Multiple Character Regular Expressions

Single character regular expressions can be combined into more complex regular expressions that match more than one character at a time. You can also apply modifiers to single character regular expressions to make them match more than one instance of the character or characters specified by the single character regular expression.

Use the following rules to construct regular expressions from single character regular expressions:

    A single character regular expression followed by an asterisk (*) is a regular expression that matches zero or more consecutive occurrences of the single character regular expression; always as many as possible. For example,  f*  matches zero or more consecutive  f  characters.

    A single character regular expression followed by \{ m\}, \{ m,\}, or \{ m,n\} is a regular expression that matches a specified number of occurrences of the single character regular expression. The values of m and n must be nonnegative integers less than 255; \{ m\} matches exactly m occurrences of the single character regular expression; \{ m,\} matches at least m occurrences; \{ m,n\} matches any number of occurrences between m and n, inclusive. Whenever a choice exists, the regular expression matches as many occurrences as possible. For example, the regular expression  [0-9]\{ 1,4\}  matches any sequence of 1 to 4 digits.

    A concatenation of regular expressions is a regular expression that matches the concatenation of the strings matched by each component of the regular expression. For example, the regular expression  [0-9][a-z]  matches any string of two characters that starts with a digit and ends with a lowercase letter.
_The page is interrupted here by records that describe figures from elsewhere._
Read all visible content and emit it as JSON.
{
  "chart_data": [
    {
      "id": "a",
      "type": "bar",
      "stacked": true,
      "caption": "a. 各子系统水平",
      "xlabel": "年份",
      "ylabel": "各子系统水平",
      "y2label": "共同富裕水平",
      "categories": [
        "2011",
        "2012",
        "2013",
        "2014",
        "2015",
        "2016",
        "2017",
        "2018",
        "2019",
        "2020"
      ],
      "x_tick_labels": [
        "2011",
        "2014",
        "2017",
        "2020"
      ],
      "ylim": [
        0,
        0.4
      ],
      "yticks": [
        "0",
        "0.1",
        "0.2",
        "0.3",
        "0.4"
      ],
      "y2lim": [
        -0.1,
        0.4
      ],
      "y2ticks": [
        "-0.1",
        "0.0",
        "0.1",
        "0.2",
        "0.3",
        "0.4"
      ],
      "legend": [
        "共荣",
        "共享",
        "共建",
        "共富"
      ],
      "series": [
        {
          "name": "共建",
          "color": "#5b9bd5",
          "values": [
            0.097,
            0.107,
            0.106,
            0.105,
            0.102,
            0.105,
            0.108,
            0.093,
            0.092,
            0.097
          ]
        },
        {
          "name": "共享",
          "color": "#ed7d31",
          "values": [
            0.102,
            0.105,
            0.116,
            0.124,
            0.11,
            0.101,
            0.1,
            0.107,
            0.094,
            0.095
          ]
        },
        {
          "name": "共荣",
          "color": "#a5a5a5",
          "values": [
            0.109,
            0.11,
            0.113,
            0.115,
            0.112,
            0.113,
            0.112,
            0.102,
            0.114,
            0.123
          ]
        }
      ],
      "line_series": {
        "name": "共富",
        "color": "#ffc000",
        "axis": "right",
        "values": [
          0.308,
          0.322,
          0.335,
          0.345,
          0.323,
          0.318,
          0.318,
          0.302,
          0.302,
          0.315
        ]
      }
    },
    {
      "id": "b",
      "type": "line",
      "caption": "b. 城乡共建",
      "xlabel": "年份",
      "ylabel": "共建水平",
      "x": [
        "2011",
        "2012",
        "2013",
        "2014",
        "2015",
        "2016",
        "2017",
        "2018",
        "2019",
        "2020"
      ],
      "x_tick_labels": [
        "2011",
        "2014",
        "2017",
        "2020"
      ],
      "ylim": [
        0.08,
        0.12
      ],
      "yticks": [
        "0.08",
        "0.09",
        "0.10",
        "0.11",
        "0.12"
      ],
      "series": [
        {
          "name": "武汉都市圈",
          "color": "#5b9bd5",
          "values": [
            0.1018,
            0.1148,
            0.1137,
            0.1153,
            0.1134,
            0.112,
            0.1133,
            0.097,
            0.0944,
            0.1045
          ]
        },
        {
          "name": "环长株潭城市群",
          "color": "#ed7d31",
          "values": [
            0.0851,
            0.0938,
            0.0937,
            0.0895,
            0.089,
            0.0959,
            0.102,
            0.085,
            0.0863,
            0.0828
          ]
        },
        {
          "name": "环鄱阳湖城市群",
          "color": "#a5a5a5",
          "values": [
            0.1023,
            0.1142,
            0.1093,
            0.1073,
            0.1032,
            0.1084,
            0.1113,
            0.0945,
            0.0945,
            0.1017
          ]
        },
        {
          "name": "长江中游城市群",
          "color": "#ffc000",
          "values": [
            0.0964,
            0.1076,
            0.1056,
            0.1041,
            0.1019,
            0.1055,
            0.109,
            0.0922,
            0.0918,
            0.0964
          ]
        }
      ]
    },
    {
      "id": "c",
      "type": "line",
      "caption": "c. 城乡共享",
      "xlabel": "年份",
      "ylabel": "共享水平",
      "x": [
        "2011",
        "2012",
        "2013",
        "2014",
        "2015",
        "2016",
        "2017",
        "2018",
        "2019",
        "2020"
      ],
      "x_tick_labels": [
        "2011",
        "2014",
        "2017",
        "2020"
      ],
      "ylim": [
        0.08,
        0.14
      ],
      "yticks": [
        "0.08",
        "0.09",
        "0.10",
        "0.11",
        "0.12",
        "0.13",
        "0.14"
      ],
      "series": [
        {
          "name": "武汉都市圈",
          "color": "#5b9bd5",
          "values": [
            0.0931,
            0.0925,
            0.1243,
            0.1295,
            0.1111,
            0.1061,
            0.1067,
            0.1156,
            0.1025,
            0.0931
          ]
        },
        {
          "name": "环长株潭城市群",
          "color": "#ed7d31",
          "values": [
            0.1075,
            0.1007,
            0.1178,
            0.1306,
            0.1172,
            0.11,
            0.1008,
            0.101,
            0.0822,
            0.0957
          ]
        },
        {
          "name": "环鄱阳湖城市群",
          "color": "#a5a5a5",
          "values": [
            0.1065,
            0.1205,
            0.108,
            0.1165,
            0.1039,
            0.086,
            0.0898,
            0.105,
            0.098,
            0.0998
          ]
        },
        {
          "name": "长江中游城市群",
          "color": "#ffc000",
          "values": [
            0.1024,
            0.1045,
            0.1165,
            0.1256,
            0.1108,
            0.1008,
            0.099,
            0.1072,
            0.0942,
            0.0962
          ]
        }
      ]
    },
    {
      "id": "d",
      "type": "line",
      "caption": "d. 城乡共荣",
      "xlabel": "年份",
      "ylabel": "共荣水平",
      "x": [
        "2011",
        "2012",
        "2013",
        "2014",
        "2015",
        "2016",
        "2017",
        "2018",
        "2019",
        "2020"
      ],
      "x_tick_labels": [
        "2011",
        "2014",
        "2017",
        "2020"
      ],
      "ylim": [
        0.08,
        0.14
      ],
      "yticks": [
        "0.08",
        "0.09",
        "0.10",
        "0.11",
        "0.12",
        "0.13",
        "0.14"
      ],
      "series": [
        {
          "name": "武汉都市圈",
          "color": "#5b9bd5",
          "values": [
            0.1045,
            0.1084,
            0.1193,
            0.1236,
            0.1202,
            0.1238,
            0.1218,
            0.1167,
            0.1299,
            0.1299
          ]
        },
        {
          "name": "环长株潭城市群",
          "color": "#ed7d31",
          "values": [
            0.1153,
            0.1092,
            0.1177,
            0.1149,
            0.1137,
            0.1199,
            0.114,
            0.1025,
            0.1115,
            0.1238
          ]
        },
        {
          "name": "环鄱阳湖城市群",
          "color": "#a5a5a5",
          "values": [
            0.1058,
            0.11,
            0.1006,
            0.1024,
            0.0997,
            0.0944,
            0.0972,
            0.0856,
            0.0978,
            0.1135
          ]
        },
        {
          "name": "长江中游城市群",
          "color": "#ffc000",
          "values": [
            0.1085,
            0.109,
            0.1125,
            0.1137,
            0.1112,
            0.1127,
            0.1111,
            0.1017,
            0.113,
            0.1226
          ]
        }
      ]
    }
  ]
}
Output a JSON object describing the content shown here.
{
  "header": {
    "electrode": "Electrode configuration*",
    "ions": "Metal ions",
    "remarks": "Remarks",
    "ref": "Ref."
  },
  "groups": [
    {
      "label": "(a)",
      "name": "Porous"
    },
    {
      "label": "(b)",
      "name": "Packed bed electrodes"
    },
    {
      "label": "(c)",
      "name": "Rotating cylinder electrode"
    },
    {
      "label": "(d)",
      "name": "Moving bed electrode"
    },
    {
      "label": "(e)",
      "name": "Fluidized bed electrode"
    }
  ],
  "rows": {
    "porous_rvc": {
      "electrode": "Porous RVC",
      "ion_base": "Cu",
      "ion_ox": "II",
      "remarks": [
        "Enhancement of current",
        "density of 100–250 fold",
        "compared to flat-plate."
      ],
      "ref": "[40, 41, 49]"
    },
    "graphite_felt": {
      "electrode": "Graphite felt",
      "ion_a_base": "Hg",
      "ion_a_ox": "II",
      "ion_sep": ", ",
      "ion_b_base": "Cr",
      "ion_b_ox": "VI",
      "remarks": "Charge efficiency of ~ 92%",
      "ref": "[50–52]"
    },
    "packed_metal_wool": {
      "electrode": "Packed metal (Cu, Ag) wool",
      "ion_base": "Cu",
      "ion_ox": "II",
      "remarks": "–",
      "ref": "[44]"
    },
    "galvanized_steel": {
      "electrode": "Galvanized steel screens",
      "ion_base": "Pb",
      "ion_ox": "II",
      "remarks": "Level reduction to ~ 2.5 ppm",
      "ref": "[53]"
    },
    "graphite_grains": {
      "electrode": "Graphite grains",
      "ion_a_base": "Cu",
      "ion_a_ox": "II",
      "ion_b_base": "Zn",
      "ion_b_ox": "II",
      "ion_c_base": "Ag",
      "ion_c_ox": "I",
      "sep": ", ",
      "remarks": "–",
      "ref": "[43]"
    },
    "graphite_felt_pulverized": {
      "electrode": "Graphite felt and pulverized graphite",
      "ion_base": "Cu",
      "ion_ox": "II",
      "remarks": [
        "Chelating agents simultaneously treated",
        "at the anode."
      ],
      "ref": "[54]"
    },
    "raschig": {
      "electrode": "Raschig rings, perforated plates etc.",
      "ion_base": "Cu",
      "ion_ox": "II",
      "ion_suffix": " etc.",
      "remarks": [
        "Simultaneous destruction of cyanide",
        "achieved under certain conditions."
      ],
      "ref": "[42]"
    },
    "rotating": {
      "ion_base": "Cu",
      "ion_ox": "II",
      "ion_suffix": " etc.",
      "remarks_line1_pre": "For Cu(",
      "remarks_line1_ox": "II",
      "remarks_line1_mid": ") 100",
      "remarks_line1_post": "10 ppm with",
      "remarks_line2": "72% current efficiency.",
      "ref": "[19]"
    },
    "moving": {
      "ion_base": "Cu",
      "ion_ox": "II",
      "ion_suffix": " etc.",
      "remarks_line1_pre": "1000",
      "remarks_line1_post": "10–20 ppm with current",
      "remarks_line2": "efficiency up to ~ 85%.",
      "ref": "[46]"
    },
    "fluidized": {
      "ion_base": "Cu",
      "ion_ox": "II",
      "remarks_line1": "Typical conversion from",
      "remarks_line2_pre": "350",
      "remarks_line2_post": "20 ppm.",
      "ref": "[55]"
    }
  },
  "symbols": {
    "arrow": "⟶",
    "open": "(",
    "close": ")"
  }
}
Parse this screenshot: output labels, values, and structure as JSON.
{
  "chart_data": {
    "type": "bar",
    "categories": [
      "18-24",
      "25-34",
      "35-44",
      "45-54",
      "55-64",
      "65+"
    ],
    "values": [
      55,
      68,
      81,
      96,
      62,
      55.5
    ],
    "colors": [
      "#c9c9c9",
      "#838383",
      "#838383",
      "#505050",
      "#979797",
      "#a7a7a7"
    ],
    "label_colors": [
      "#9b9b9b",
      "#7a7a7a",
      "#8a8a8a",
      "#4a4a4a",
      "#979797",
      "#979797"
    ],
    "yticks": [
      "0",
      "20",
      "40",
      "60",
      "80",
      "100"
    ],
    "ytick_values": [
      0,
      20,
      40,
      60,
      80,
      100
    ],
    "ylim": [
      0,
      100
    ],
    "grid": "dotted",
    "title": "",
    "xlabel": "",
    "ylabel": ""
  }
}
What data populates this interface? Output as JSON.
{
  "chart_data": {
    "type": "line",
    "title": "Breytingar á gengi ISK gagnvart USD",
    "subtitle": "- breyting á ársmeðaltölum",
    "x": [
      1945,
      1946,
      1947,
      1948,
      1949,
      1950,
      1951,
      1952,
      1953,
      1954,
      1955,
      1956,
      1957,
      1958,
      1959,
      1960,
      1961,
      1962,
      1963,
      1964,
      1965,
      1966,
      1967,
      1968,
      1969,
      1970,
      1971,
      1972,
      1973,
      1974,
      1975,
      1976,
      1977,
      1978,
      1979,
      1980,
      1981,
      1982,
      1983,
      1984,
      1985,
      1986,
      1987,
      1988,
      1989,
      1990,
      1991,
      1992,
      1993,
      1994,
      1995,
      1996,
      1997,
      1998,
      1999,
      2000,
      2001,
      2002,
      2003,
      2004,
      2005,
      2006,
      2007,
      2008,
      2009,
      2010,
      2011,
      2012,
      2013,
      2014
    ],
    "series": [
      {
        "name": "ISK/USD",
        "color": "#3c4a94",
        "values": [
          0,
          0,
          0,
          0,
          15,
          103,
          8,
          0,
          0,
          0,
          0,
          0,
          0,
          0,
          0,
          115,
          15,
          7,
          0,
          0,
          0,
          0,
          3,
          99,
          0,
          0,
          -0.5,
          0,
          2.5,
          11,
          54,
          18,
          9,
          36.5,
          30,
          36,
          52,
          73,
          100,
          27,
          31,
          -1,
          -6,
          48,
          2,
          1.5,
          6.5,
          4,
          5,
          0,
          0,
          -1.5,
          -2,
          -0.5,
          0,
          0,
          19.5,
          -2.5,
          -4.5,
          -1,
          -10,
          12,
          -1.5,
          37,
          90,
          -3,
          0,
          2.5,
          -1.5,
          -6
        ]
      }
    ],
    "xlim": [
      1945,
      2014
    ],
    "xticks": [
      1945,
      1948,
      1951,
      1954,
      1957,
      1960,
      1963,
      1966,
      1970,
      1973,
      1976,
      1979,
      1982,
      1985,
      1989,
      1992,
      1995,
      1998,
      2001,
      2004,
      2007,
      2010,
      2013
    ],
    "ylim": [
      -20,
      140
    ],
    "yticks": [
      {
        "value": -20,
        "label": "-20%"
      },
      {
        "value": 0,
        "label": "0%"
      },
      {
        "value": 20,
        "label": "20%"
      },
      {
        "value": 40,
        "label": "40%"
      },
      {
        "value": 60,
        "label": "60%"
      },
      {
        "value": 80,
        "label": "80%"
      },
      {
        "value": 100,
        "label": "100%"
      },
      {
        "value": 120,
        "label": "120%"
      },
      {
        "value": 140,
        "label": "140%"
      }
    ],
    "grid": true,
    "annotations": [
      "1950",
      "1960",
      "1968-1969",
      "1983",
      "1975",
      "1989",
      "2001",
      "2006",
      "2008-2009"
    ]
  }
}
    A regular expression enclosed between the character sequences \( and \) is a sub-expression that matches whatever the original regular expression matches. The sub-expression is placed in a internal, numbered register for use later. The registers are numbered according to the pairs of \( and \) within the whole regular expression. The first pair corresponds to register 1. For example, if a string matches the regular expression  \([0-9]*\)\([a-z]*\) , register 1 will contain whatever sequence of characters matched the regular expression  [0-9]* , and register 2 will contain whatever sequence of characters matched the regular expression  [a-z]* . There may be up to 9 sub-expressions in a regular expression.

    The expression \n, where n is a digit from 1 through 9, matches the same string of characters stored in the internal register number n; that is, the same string of characters that the sub-expression corresponding to n originally matched. Regular expressions of the form \n are meaningless unless there is a sub-expression corresponding to n. For example, the regular expression  \([0-9]\)\1\1  matches any string which consists of the same digit three times, such as  777 .

    A regular expression preceeded by a caret (^) must match at the beginning of the target string. A regular expression followed by a dollar sign ($) must match at the end of the target string. Both may be used in the same regular expression. For example, the regular expression  ^[0-9]*$  only matches strings that consist entirely of digits.